No Cras (Centro de Referência de Assistência Social) do bairro, seu Oroildo estuda o ensino fundamental. Alfabetizado ele foi, numa época em que se caminhava um "par de léguas", como conta, e com pé no chão pela falta de sapatos, mas que agora precisa aprender tudo de novo. Na escola, sentam ele e Dalva juntos.
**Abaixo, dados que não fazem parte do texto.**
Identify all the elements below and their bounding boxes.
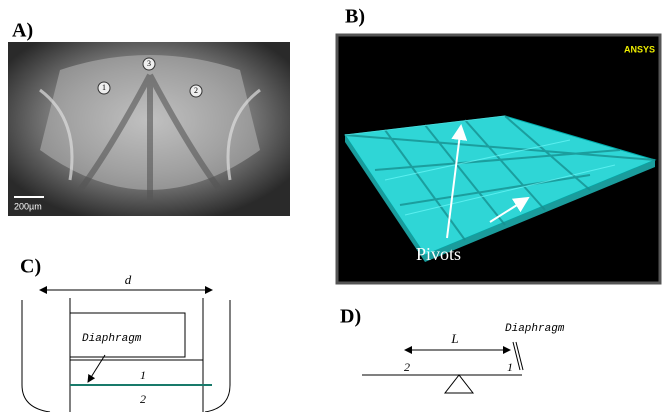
figure: A) 1 3 2 200µm B) ANSYS Pivots C) d Dia (0, 0, 669, 412)
marker: 1 (102, 83, 106, 92)
logo: ANSYS (624, 44, 655, 54)
marker: 2 (194, 86, 198, 95)
side-label: 1 (507, 360, 513, 374)
ansys-view (337, 35, 660, 283)
scale-bar: 200µm (14, 201, 42, 211)
callout: Pivots (416, 244, 461, 264)
side-label: 2 (404, 360, 410, 374)
diagram-c (22, 290, 230, 412)
panel-label: D) (340, 306, 361, 328)
region-label: 2 (140, 392, 146, 406)
diaphragm-label: Diaphragm (82, 333, 142, 345)
length-label: L (450, 331, 458, 346)
sem-image (8, 42, 290, 216)
panel-label: B) (345, 6, 365, 28)
dimension: d (125, 272, 132, 287)
region-label: 1 (140, 368, 146, 382)
panel-label: C) (20, 256, 41, 278)
marker: 3 (147, 59, 151, 68)
diagram-d (362, 342, 523, 393)
diaphragm-label: Diaphragm (505, 323, 565, 335)
panel-label: A) (12, 20, 33, 42)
Ciumenta que só vendo, Dalva não esteve na entrevista. Apesar de ser vizinha de rua, ela estava na fisioterapia. "Ela diz que tem 62 anos, que faltam três para se aposentar. A gente não namorava, só paquerava no baile e quando ela vinha tomar tereré comigo. Eu pedi: você quer namorar comigo? Ela disse que era para dar um tempo que fazia poucos dias que tinha largado de um paquera. Ela não aceitou, mas depois aceitou".

O convite para o tereré merece o registro. Sem beber e sem fumar, o único vício do velhinho é o tereré. (Foto: Marcelo Callazans)
O convite para o tereré merece o registro. Sem beber e sem fumar, o único vício do velhinho é o tereré. (Foto: Marcelo Callazans)
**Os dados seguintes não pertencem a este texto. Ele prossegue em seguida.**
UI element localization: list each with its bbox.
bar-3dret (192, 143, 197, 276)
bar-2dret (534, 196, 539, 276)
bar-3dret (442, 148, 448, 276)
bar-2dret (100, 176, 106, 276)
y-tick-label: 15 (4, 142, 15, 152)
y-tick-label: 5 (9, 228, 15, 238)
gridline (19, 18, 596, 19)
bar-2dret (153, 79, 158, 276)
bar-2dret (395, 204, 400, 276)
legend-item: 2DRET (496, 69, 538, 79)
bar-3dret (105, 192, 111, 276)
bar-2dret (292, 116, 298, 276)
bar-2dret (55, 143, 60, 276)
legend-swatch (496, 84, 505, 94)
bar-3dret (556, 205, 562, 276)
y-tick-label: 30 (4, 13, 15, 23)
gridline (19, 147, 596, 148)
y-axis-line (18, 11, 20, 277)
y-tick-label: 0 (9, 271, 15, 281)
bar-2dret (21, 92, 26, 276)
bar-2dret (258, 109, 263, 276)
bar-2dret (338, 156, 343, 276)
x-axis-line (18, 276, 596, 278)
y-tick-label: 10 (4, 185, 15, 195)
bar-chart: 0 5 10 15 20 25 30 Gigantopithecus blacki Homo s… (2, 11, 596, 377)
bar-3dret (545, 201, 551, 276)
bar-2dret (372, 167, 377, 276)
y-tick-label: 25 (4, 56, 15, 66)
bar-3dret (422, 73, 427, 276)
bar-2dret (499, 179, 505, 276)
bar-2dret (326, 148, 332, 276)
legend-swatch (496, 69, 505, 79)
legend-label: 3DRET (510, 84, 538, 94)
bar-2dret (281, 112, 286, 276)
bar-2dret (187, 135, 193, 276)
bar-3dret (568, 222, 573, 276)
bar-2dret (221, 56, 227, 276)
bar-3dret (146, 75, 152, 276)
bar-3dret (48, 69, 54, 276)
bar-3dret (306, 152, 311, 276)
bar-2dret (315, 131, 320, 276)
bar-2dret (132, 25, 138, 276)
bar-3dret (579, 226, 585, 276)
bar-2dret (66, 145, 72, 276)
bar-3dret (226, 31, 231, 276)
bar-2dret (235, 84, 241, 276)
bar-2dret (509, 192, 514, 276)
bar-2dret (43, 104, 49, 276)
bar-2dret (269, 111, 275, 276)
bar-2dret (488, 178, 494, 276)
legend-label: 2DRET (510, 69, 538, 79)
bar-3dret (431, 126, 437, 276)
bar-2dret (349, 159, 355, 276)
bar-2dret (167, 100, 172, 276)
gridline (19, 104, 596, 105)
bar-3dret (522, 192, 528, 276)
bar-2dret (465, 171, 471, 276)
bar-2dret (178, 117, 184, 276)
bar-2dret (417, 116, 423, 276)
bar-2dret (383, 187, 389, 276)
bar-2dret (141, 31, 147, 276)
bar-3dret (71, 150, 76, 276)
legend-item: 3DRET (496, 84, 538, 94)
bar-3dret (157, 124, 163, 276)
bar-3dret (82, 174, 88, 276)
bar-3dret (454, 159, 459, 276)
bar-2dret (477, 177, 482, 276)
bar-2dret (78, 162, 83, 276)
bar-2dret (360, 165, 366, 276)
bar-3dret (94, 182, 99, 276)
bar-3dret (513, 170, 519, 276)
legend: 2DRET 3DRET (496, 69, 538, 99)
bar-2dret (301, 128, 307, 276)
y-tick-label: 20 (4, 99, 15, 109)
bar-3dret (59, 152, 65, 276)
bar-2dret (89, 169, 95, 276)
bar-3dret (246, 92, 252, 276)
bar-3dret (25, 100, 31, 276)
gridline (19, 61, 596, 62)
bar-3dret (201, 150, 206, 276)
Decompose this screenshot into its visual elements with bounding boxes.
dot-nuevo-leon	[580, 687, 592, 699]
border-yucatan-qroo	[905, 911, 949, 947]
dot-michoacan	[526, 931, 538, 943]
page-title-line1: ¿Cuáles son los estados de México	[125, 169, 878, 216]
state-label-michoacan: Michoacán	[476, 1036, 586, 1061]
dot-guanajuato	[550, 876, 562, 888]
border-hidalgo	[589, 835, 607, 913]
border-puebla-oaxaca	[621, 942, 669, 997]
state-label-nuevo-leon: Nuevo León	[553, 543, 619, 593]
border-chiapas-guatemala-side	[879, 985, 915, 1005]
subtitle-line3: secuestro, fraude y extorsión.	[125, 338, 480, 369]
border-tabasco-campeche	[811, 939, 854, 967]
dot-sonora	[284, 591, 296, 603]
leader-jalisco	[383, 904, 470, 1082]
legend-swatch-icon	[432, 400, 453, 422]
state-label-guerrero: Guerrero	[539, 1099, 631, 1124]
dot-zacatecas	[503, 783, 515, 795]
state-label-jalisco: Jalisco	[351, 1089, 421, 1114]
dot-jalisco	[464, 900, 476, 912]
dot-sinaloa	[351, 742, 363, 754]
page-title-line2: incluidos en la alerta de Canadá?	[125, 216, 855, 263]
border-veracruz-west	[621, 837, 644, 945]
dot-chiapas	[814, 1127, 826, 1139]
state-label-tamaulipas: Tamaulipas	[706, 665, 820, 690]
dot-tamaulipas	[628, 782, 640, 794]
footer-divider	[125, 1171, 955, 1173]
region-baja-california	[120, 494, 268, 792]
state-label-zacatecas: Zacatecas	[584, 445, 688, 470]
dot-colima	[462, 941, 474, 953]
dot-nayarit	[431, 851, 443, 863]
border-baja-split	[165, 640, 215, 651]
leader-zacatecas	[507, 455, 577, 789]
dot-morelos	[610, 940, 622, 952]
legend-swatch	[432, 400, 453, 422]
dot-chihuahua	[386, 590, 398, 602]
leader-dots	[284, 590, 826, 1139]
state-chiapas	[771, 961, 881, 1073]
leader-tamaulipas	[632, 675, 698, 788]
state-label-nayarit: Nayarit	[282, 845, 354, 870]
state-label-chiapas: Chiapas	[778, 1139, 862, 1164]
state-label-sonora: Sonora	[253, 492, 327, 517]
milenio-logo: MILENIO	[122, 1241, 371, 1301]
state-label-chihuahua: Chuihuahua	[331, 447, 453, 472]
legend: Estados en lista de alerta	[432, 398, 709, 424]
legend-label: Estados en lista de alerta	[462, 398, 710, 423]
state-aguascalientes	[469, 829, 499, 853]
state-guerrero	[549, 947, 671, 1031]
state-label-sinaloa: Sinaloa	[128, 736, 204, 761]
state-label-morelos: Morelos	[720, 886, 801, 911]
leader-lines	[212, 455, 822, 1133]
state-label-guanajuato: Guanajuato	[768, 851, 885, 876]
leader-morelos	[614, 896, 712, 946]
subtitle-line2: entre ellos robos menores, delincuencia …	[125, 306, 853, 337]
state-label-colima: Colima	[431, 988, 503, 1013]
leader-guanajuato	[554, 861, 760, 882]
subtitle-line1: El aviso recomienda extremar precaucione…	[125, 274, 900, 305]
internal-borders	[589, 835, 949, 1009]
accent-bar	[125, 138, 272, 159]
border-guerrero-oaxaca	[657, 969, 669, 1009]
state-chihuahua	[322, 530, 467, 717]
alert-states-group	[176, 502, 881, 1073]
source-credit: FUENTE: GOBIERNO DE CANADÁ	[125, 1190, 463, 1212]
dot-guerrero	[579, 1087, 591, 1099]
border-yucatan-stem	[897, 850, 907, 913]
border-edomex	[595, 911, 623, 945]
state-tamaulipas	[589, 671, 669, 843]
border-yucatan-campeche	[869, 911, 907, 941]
Aposentado pela idade, Oroildo já foi de tudo um pouco nessa vida. As mesmas sete décadas também lhe trouxeram motivos para que o sorriso não lhe ocupasse o rosto. Coisas que ele prefere deixar no passado, para que a tristeza não tome conta. Nos anos 90 ele ficou viúvo. A mulher morreu ao ser arrastada por um ônibus. Dos 10 filhos que teve, quatro já se foram, um vítima de assassinato, outros de câncer.

"Já fui pedreiro, pintor. Essa casa aqui, nós que fizemos. Sou encanador, faço roça, lavoura", se apresenta. Só que hoje ele vive de contar e se envolver em 'causos', o mais recente é este: "ela me falou: você arruma os dentes para nós casar. Daí que eu estou arrumando né? Lá na cidade, a doutora é boazinha que só".

A pedido de Dalva, Oroildo foi procurar por uma prótese. Sem qualquer dente na boca, ele procurou primeiro pelo serviço do SUS. "Eu já ia arrumar, mas aí ela mandou. Eu fiz a inscrição, mas levava seis meses para ir o pedido.

Disseram que iam ligar, já passou e nada. Um conhecido meu falou que levou dois anos. Ah, não. Não vou esperar não. Eu estou pagando, mas a doutora vai botar obturação de ouro em mim. Aí vamos ver se a Dalva vai querer casar ou não", brinca.

O casamento deve ser só na teoria, porque na prática cada um vai continuar na sua casa. A relação está bem moderna para a idade do casal. "Ela fica na casa dela e eu na minha. Aí um dia a gente janta aqui, no outro janta lá. Ela não quer largar a casa dela, nem eu a minha".

No baile, Dalva só dança polca. Para os demais ritmos, Oroildo tem outras parceiras. "Se eu danço com outras? Danço uai. Dançar não tira pedaço de ninguém". A frase tem sentido, mas é de se espantar que entre Dalva e Cida, Oroildo dance com as duas.

"Eu danço. Nós não brigamos. Não dei um tiro nela e nem ela em mim, então estamos na paz de Deus". Pergunto se Dalva não fica com ciúmes. "E adianta? Ela não sabe dançar", responde de supetão. "E se eu não vou, aquela velharada morre naquele baile lá, porque não sai nenhuma dança", brinca.

Aos 76 anos, ele ainda acredita no amor e, mais ainda, no amor que sente por Dalva. "Mas é claro que eu amo. Não sei se ela me ama, mas eu amo demais. O amor é bom para quem tem fé, se não tem fé, não tem amor". Sábias palavras seo Oroildo.

No fim da entrevista, ele resume que para ser feliz não precisa de muita coisa não. "Estando com saúde, a gente sempre é feliz. Pior coisa que tem é a gente ficar doente, o que atrapalha a gente é a doença. Não estando brigando (nem com Dalva e nem com Cida) e nem doente, tudo o que você vai ter é prazer na vida". Além das palavras, ele arranca uma for de jasmim do jardim e me dá. "Volta menina, aparece para a gente tomar um tereré".